Several types of named entities (specifically, organizations and companies) get tagged as belonging to _typeGroup : "socialTag" rather than _typeGroup : "entities". The structure of "socialTag" group presupposes linking its members to URLs rather than giving exact position in text:
_typeGroup : "socialTag" id : "http://d.opencalais.com/..." socialTag : "http://d.opencalais.com/..." forenduserdisplay : "true" name : "Goodwill Industries" importance : "1" originalValue : "Goodwill Industries"
This format of output (with no offsets specified) doesn't allow to map the extracted entity to the text.
Do you happen to know if there is a way to get offsets for such entities?
Answer by Tomasz Adamusiak · Nov 19, 2016 at 06:41 PM
There's no offset because social, topic, and industry tags describe what the input document is about as a whole rather than identifying specific entities in text.
From the API user guide:
A Social Tag is an association of the submitted text to related Wikipedia categories, or articles. Social tags attempt to emulate how a person would tag a specific piece of content.
For example, if you submit a story about President Barack Obama and a piece of legislation, at least one reasonable tag would be “U.S. Legislation.” A story about the relative merits of BMWs, Ferraris, and Porsches would probably be tagged with “sports cars,” “luxury makes,” “auto racing,” and “motorsport.” The story about the Apple Watch Launch generated the following social tags: IOS, Smartwatches, Wearable Computers, Human-computer interaction, Ubiquitous computing, Consumer electronics, Apple Inc., Wearable Technology, and Apple system on a chip.
The SocialTag function does not identify individual items within the text, but rather attempts to provide common sense tags for the piece of content as a whole. Social tags are derived from the Wikipedia folksonomy.

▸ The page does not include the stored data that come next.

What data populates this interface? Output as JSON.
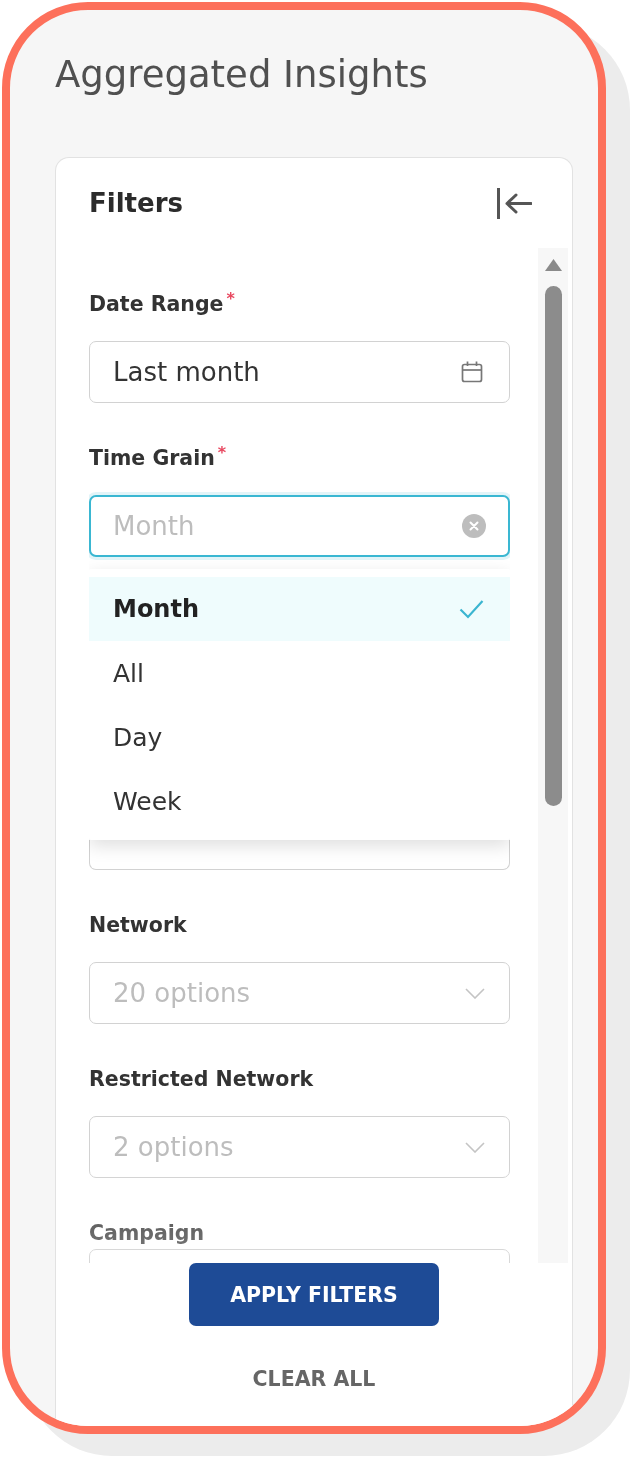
{
  "page": {
    "title": "Aggregated Insights"
  },
  "filters_panel": {
    "title": "Filters",
    "fields": [
      {
        "kind": "date",
        "label": "Date Range",
        "required_mark": "*",
        "value": "Last month",
        "focused": false
      },
      {
        "kind": "select",
        "label": "Time Grain",
        "required_mark": "*",
        "placeholder": "Month",
        "focused": true,
        "clearable": true,
        "open": true,
        "options": [
          {
            "label": "Month",
            "selected": true
          },
          {
            "label": "All",
            "selected": false
          },
          {
            "label": "Day",
            "selected": false
          },
          {
            "label": "Week",
            "selected": false
          }
        ]
      },
      {
        "kind": "select",
        "label": "Network",
        "placeholder": "20 options",
        "focused": false
      },
      {
        "kind": "select",
        "label": "Restricted Network",
        "placeholder": "2 options",
        "focused": false
      },
      {
        "kind": "select",
        "label": "Campaign",
        "focused": false
      }
    ],
    "buttons": [
      {
        "kind": "primary",
        "label": "APPLY FILTERS"
      },
      {
        "kind": "text",
        "label": "CLEAR ALL"
      }
    ]
  }
}
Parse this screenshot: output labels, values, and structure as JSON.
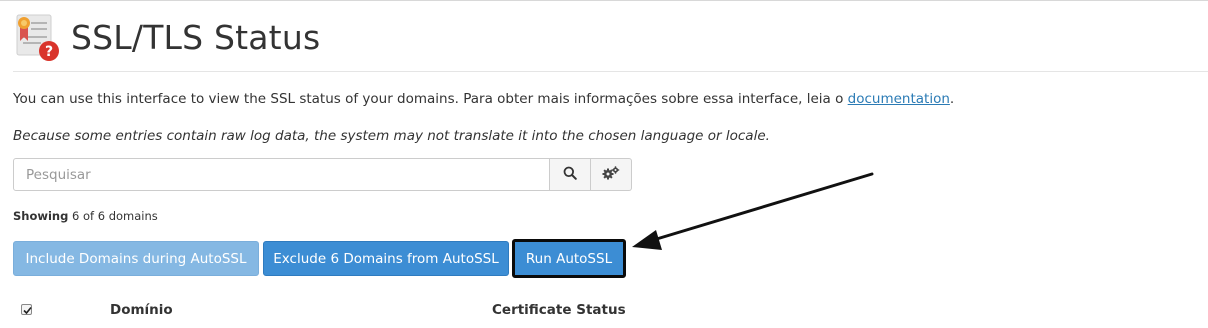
{
  "page": {
    "title": "SSL/TLS Status",
    "intro_text": "You can use this interface to view the SSL status of your domains. Para obter mais informações sobre essa interface, leia o ",
    "intro_link": "documentation",
    "intro_end": ".",
    "note": "Because some entries contain raw log data, the system may not translate it into the chosen language or locale."
  },
  "search": {
    "placeholder": "Pesquisar",
    "search_icon": "search-icon",
    "settings_icon": "gears-icon"
  },
  "showing": {
    "label": "Showing",
    "text": "6 of 6 domains"
  },
  "buttons": {
    "include": "Include Domains during AutoSSL",
    "exclude": "Exclude 6 Domains from AutoSSL",
    "run": "Run AutoSSL"
  },
  "table": {
    "columns": [
      "Domínio",
      "Certificate Status"
    ],
    "select_all_checked": true
  },
  "colors": {
    "primary": "#3c8dd4",
    "disabled": "#85b8e3",
    "link": "#2b7bb5",
    "highlight_border": "#0a0a0a"
  }
}
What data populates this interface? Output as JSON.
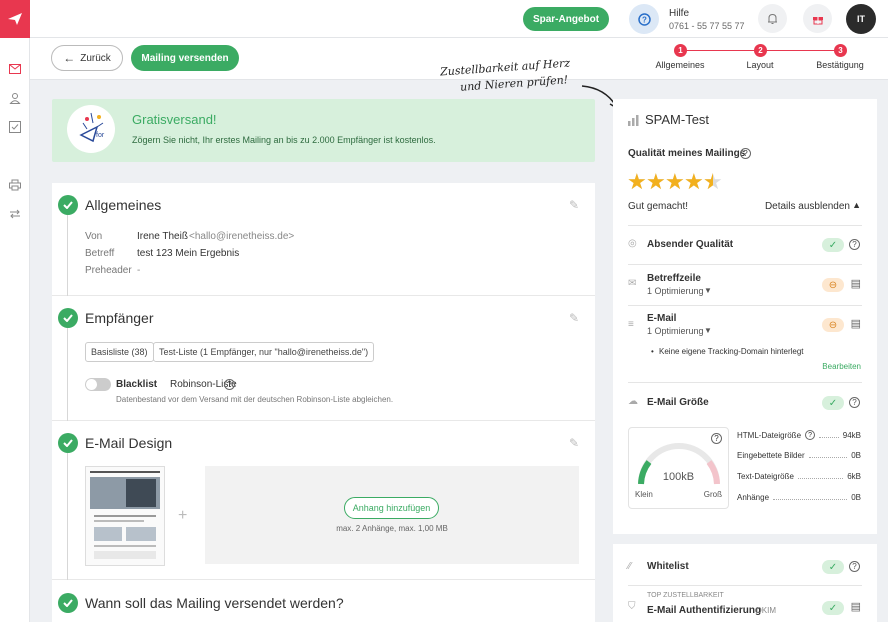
{
  "topbar": {
    "offer_button": "Spar-Angebot",
    "help_title": "Hilfe",
    "help_phone": "0761 - 55 77 55 77",
    "avatar_initials": "IT"
  },
  "subbar": {
    "back_label": "Zurück",
    "send_label": "Mailing versenden",
    "steps": [
      {
        "num": "1",
        "label": "Allgemeines"
      },
      {
        "num": "2",
        "label": "Layout"
      },
      {
        "num": "3",
        "label": "Bestätigung"
      }
    ],
    "annotation_line1": "Zustellbarkeit auf Herz",
    "annotation_line2": "und Nieren prüfen!"
  },
  "banner": {
    "title": "Gratisversand!",
    "text": "Zögern Sie nicht, Ihr erstes Mailing an bis zu 2.000 Empfänger ist kostenlos.",
    "badge_text": "for"
  },
  "general": {
    "title": "Allgemeines",
    "from_label": "Von",
    "from_name": "Irene Theiß",
    "from_email": "<hallo@irenetheiss.de>",
    "subject_label": "Betreff",
    "subject_value": "test 123 Mein Ergebnis",
    "preheader_label": "Preheader",
    "preheader_value": "-"
  },
  "recipients": {
    "title": "Empfänger",
    "tag1": "Basisliste (38)",
    "tag2": "Test-Liste (1 Empfänger, nur \"hallo@irenetheiss.de\")",
    "blacklist_bold": "Blacklist",
    "blacklist_rest": "Robinson-Liste",
    "blacklist_hint": "Datenbestand vor dem Versand mit der deutschen Robinson-Liste abgleichen."
  },
  "design": {
    "title": "E-Mail Design",
    "plus": "+",
    "attach_button": "Anhang hinzufügen",
    "attach_hint": "max. 2 Anhänge, max. 1,00 MB"
  },
  "schedule": {
    "title": "Wann soll das Mailing versendet werden?"
  },
  "spam": {
    "title": "SPAM-Test",
    "quality_label": "Qualität meines Mailings",
    "rating": 4.5,
    "rating_max": 5,
    "rating_text": "Gut gemacht!",
    "details_toggle": "Details ausblenden",
    "sender_quality": "Absender Qualität",
    "subject_line": "Betreffzeile",
    "subject_opt": "1 Optimierung",
    "email": "E-Mail",
    "email_opt": "1 Optimierung",
    "email_note": "Keine eigene Tracking-Domain hinterlegt",
    "edit_link": "Bearbeiten",
    "size_title": "E-Mail Größe",
    "gauge_value": "100kB",
    "gauge_min": "Klein",
    "gauge_max": "Groß",
    "size_rows": [
      {
        "label": "HTML-Dateigröße",
        "value": "94kB"
      },
      {
        "label": "Eingebettete Bilder",
        "value": "0B"
      },
      {
        "label": "Text-Dateigröße",
        "value": "6kB"
      },
      {
        "label": "Anhänge",
        "value": "0B"
      }
    ],
    "whitelist": "Whitelist",
    "top_label": "TOP ZUSTELLBARKEIT",
    "auth": "E-Mail Authentifizierung",
    "auth_suffix": "DKIM"
  },
  "colors": {
    "accent": "#e8374f",
    "green": "#3bab63",
    "banner_bg": "#d7f0dc",
    "star": "#f2b01e"
  }
}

Answer by tetiana.myronivska · Nov 24, 2016 at 02:00 AM
@Tomasz Adamusiak, here is an example. Fo the input sentence
"We want you to know why your support of Goodwill is so important . " we have "Goodwill" detected by OpenCalais in the following way:
http://d.opencalais.com/dochash-1/bc75a003-4d8d-3215-b5ed-881cb2dfac96/SocialTag/1 _typeGroup : "socialTag" id : "http://d.opencalais.com/dochash-1/bc75a003-4d8d-3215-b5ed-881cb2dfac96/SocialTag/1" socialTag : "http://d.opencalais.com/genericHasher-1/501ba8d5-c75c-3e13-bdfd-4a76ac225f73" forenduserdisplay : "true" name : "Goodwill Industries" importance : "1" originalValue : "Goodwill Industries"
This is the only mention of "Goodwill" I get in the JSON response.